Lost Children:
The Writer’s Imaginative Progeny in Michael Ondaatje’s Divisadero
He will never know what becomes of his children. He will not know whether he has nurtured or damaged them. A girl travels down the long California valley in a commercial refrigeration truck, hardly able to speak, as a result of her fear or bravery, listening to every word of the good stranger. Lucette in Paris sips absinthe with her lover. The boy Rafael will meet me, a woman from the New World….And Coop? And Claire? Will these children in their eventual cities, turn out to be the heroes of their own lives? (272-3)
This passage from Michael Ondaatje’s Divisadero identifies the narrator as Anna, a writer of fiction, and to that extent suggests that much of the narrative is a product of Anna’s imagination. The passage makes a claim about the importance and ease of substitution, the means by which one character is substituted for another in Ondaajte’s exploration of a writer’s relationship to the fiction he or she creates.

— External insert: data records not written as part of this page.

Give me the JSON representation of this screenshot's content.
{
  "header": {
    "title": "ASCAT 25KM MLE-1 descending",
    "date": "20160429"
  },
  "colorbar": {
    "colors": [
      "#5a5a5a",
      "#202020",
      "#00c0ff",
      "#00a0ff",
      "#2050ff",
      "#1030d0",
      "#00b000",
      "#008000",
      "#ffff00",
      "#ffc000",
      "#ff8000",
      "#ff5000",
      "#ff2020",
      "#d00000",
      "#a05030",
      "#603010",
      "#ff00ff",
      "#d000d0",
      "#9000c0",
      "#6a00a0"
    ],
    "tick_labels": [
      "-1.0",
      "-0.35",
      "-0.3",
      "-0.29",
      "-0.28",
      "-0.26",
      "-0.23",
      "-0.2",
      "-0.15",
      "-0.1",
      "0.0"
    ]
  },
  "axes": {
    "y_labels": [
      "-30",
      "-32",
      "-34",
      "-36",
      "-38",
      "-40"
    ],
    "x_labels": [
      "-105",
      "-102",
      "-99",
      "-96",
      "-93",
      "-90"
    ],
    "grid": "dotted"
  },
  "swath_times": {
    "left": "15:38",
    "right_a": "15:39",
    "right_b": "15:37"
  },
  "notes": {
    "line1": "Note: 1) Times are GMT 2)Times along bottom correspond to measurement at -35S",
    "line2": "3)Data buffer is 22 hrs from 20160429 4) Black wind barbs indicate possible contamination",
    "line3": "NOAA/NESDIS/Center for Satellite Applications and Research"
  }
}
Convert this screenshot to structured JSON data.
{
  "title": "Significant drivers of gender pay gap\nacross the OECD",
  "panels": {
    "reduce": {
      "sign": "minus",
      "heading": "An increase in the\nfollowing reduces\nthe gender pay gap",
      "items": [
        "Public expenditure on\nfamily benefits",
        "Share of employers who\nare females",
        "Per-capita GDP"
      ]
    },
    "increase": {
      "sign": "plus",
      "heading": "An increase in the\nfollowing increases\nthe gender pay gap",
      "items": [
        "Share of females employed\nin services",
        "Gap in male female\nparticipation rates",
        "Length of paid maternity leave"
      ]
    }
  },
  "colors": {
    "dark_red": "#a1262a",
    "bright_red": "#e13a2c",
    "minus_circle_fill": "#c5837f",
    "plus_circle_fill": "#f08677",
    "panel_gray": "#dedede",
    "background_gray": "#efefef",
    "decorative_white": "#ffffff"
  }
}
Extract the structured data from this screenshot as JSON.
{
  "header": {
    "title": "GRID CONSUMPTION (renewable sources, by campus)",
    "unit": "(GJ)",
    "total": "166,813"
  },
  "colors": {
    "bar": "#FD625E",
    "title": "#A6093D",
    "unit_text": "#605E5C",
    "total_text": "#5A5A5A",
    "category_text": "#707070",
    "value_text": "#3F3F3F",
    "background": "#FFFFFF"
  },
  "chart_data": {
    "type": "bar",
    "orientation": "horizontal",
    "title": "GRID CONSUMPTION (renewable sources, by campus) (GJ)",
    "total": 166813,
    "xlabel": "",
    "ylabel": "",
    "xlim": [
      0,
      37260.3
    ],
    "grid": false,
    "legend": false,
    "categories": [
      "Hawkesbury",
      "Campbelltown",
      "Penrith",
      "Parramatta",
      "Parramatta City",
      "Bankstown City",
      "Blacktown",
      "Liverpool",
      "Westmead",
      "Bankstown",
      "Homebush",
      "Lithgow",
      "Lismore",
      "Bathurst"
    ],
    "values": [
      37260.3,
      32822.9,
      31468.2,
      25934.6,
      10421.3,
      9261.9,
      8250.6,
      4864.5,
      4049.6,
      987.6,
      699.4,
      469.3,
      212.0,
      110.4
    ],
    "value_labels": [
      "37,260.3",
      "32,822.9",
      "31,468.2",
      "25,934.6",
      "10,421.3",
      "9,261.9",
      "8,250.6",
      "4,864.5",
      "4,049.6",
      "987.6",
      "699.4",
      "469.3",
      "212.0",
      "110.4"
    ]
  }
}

In this passage, the narrator, who until now has remained unnamed and unidentifiable, defines herself as “me, a woman from the New World.” We now know that the narrator is female and that she is from America, often referred to as the New World. Moreover, the passage tells us that she Rafael “will meet” her, and since we already know of Anna and Rafael’s affair, the passage implies at this point that the “me,” or narrator, can only be Anna. But who is this Anna, and what is her relationship to “these children”?
There are many “children” that the passage identifies. The first child is “the girl” that can only be Anna. Earlier in the novel it was Anna who ran away from home with the help of a trucker. The narrator refers to her only as “the girl,” never naming her in the way that she names the other children. The girl is “hardly able to speak” which suggests that the girl must find other ways in which to communicate. Thus, the passage implies that it is through her imaginative writing that Anna finds her means of expression. Instead of talking, the girl “listen[s].” Anna, as the girl, learns to take heed of people’s stories in order to incorporate them into her writing. By including herself in her speculations about her characters, Anna highlights her own creative method. It is a method that entails the writer’s alienation from his or her self. As the narrator tells us on the first page of the novel, “For I have taken myself away from who I was with them, and what I used to be.” Fiction writing is Anna’s means of stepping outside of herself. Just as the children and the fathers in this novel recreate families to replace the ones they have lost, so, too, the writer—Anna—creates them as a function of her own unnamed loss.
Since Anna is both the narrator and a character, it is not without reason that she takes the place of the “he” at the beginning of the passage. “He” is a character, a father of children. These children are very much in fact characters who Anna “nurtures” into existence. She develops and cares for her characters much like the father cares for his children. He does not know “what becomes” of his children once they have left him. He does not know how they are received in the world, whether they are loved or hated, or even known. So, too, the passage implies, the writer of fiction ultimately disowns her beloved characters, setting them in motion in an imaginative landscape she only partly controls.